Ida Lupino’s The Hitch-Hiker (1953) is the first and only classic film noir directed by a woman. Lupino began her career as an actress in notable films such as They Drive By Night (1940), High Sierra (1941) (both costarring Humphrey Bogart), and The Hard Way (1943). She earned a reputation as a “hard luck dame” and “the poor man’s Bette Davis.” Lupino refused to be defined by categories and ventured into directing. Her first film as a co-director (uncredited) was Not Wanted(1949), a stark and candid film (for its time) about an unwed mother. While on suspension (for turning down too many sub-par roles) Lupino and her husband started an independent film company, The Filmmakers, producing several films which she wrote and directed. As a director she was dubbed “the poor man’s Don Siegel,” which goes to show that sophistic labels die hard.

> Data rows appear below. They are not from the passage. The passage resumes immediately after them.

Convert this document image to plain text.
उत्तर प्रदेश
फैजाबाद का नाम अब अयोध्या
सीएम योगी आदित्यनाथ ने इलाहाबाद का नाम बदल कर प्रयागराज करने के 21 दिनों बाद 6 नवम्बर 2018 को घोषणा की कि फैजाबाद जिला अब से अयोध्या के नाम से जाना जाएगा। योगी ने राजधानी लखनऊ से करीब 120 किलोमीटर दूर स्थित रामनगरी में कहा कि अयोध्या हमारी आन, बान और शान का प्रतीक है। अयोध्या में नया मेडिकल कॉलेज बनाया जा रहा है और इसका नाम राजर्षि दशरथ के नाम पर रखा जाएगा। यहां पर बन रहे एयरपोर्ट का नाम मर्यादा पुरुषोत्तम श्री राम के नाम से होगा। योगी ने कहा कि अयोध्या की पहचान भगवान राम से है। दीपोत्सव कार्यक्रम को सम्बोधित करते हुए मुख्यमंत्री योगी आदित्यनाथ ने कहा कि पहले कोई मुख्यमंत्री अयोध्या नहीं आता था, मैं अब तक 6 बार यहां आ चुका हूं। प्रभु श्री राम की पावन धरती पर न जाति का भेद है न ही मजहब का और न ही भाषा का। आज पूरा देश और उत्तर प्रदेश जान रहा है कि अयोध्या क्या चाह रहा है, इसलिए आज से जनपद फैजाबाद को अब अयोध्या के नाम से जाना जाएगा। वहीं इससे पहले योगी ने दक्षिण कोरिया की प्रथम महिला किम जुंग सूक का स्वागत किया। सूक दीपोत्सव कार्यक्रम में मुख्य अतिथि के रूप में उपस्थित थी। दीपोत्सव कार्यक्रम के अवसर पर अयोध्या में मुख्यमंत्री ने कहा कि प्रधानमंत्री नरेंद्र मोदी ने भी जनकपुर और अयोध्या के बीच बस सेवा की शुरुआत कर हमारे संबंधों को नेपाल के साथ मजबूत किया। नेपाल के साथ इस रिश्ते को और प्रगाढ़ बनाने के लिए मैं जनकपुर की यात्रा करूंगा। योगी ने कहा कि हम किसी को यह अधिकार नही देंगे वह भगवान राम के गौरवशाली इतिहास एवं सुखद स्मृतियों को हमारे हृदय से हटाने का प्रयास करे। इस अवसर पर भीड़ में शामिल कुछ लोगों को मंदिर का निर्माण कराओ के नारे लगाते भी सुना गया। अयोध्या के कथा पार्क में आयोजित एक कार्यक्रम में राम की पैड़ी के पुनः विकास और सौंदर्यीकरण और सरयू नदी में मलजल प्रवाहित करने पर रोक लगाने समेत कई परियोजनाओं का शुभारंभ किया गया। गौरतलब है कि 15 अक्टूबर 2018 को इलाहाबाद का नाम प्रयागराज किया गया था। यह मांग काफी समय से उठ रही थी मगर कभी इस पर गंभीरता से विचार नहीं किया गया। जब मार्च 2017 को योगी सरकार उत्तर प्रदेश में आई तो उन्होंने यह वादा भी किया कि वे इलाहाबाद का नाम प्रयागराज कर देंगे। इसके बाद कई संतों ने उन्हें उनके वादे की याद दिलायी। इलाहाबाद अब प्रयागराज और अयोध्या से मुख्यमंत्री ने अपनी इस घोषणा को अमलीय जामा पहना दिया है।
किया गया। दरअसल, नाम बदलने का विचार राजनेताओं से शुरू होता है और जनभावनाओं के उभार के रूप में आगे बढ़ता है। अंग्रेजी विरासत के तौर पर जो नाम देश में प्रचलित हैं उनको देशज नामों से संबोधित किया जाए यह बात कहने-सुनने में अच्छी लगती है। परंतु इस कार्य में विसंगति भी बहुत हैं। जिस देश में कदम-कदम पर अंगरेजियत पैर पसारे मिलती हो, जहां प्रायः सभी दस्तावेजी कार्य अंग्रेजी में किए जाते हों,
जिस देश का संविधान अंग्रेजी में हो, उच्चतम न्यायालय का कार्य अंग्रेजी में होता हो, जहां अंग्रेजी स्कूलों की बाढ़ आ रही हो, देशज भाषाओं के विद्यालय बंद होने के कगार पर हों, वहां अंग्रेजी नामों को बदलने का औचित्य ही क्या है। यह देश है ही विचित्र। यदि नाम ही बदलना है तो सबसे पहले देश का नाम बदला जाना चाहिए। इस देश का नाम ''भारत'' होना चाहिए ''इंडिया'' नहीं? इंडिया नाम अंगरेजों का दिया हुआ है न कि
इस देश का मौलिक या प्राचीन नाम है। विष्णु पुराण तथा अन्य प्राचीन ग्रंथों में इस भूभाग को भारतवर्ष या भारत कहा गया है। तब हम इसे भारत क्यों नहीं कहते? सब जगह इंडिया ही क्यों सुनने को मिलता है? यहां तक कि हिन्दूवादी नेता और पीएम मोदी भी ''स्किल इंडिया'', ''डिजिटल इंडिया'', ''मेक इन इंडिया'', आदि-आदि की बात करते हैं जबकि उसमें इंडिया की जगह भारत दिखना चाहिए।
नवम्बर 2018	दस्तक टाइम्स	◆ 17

Lupino’s status as a pioneer for women filmmakers cannot be underestimated. She wrote and directed B-styled films which often focused on serious feminist themes. Her Outrage (1950) brutally dealt with the topic of rape (sadly, the film remains unavailable, but Mike Lorefice’s review should certainly be read) http://www.rbmoviereviews.com/movies/best1950.html#rage.
Lupino ended her directorial career in television, and among her credits in that medium are memorable episodes of Thriller (starring Boris Karloff), The Untouchables, and The Fugitive. Lupino’s innovative and daring success as a Hollywood filmmaker inspired an homage by jazz musician Carla Bley; it is a composition which has been much performed, most memorably by Paul Bley (Carla’s ex-husband) on his album “Open to Love.”
Lupino’s most acclaimed film is probably The Hitch-Hiker. Distributed by RKO, it is inspired by the true story of early 1950s serial killer Billy Cook. Lupino (who co-wrote the screenplay) creates a confidently bleak, taut atmosphere in The Hitch-Hiker. The pacing is psychologically relentless, and Lupino masterfully takes full advantage of claustrophobic compositions (in a car), an expansive, arid landscape, and the noirsh city at night.
On the run, killer Emmet Meyers (William Talman) kidnaps the two fisherman: Roy (Edmund O’ Brien) and Gilbert (Frank Lovejoy). Talman (best known as the nemesis of Raymond Burr’s Perry Mason) gives THE yardstick performance of unadulterated sadism.
Fortunately, Lupino does not succumb to exploitation-movie sermons: she does not take time to, filling the film’s 71 minute length full of exposed nerves. Lupino handles the material with astute sensitivity, directing three male actors without ever resorting to displays of chest beating machismo. The building tensions between the three men were unsettling enough that RKO head Howard Hughes denied original story credit to the (supposed) leftist writer Daniel Mainwaring. Hughes was convinced the story was a parable about Cold War paranoia and McCarthyism. Leave it to Hughes to be paranoid about depiction of paranoia. The Hitch-Hiker quickly became a cult hit for a reason: it is simply one of the best examples of Hollywood film noir.